Facebook unveiled a new laser-based concept for high-speed internet that will bypass the need for dedicated wavelength spectra and government licenses that come with them. Published Tuesday in the journal Optica, the technique was developed by researchers at Facebook’s Connectivity Lab.
A part of the company’s internet.org initiative, Connectivity Lab “is developing ways to make affordable internet access possible in communities around the world. The team is exploring a variety of technologies, including high-altitude long-endurance planes, satellites and lasers.” It calls its new concept, which also uses drone technology, free-space optical communication.
Explaining their rationale behind turning to laser for data transmission, the researchers say in the paper: “While optical communications have become the de facto standard for high-throughput wired communication channels, microwave and millimeter wave carrier frequencies are still the standard for wireless links.
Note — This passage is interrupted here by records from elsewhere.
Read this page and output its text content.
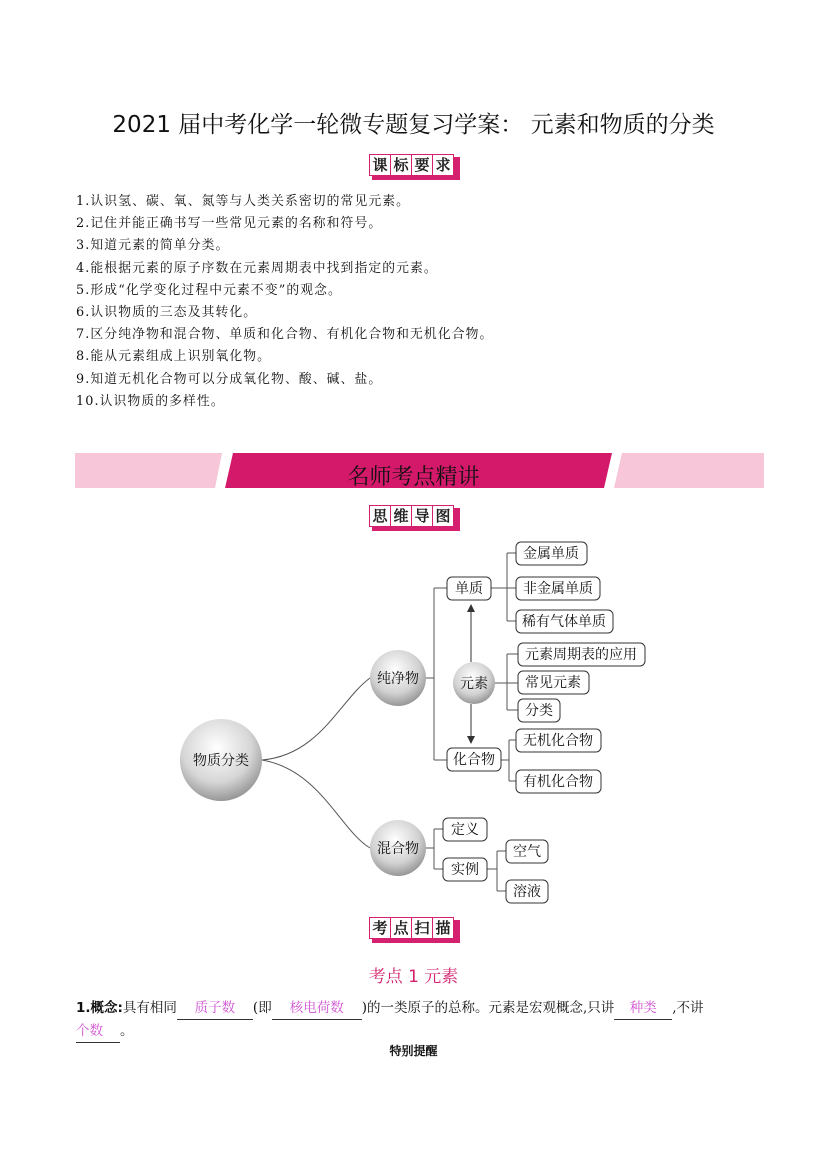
2021 届中考化学一轮微专题复习学案： 元素和物质的分类
课 标 要 求
1.认识氢、碳、氧、氮等与人类关系密切的常见元素。
2.记住并能正确书写一些常见元素的名称和符号。
3.知道元素的简单分类。
4.能根据元素的原子序数在元素周期表中找到指定的元素。
5.形成“化学变化过程中元素不变”的观念。
6.认识物质的三态及其转化。
7.区分纯净物和混合物、单质和化合物、有机化合物和无机化合物。
8.能从元素组成上识别氧化物。
9.知道无机化合物可以分成氧化物、酸、碱、盐。
10.认识物质的多样性。
名师考点精讲
思 维 导 图
物质分类
纯净物	元素
混合物
单质
化合物
金属单质
非金属单质
稀有气体单质
元素周期表的应用
常见元素
分类
无机化合物
有机化合物
定义
实例
空气
溶液
考 点 扫 描
考点 1 元素
1.概念:具有相同 质子数 (即 核电荷数 )的一类原子的总称。元素是宏观概念,只讲 种类 ,不讲
个数 。
特别提醒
However, the limited availability of spectrum restricts the data rates that can be achieved through these channels.”
Without getting into technical details (for those who want them, they can be read in their entirety here), the paper says the company can use “commercially available materials” to achieve data speeds “up to 2.1 Gbps at an eye-safe intensity.” For comparison, the fastest theoretical download speed on a 4G LTE connection is 1 Gbps, but most wireless carrier networks provide maximum download speeds of less than 100 Mbps, less than a 10th of the theoretical maximum.
The paper also discusses “the need for new materials tailored for communication applications.”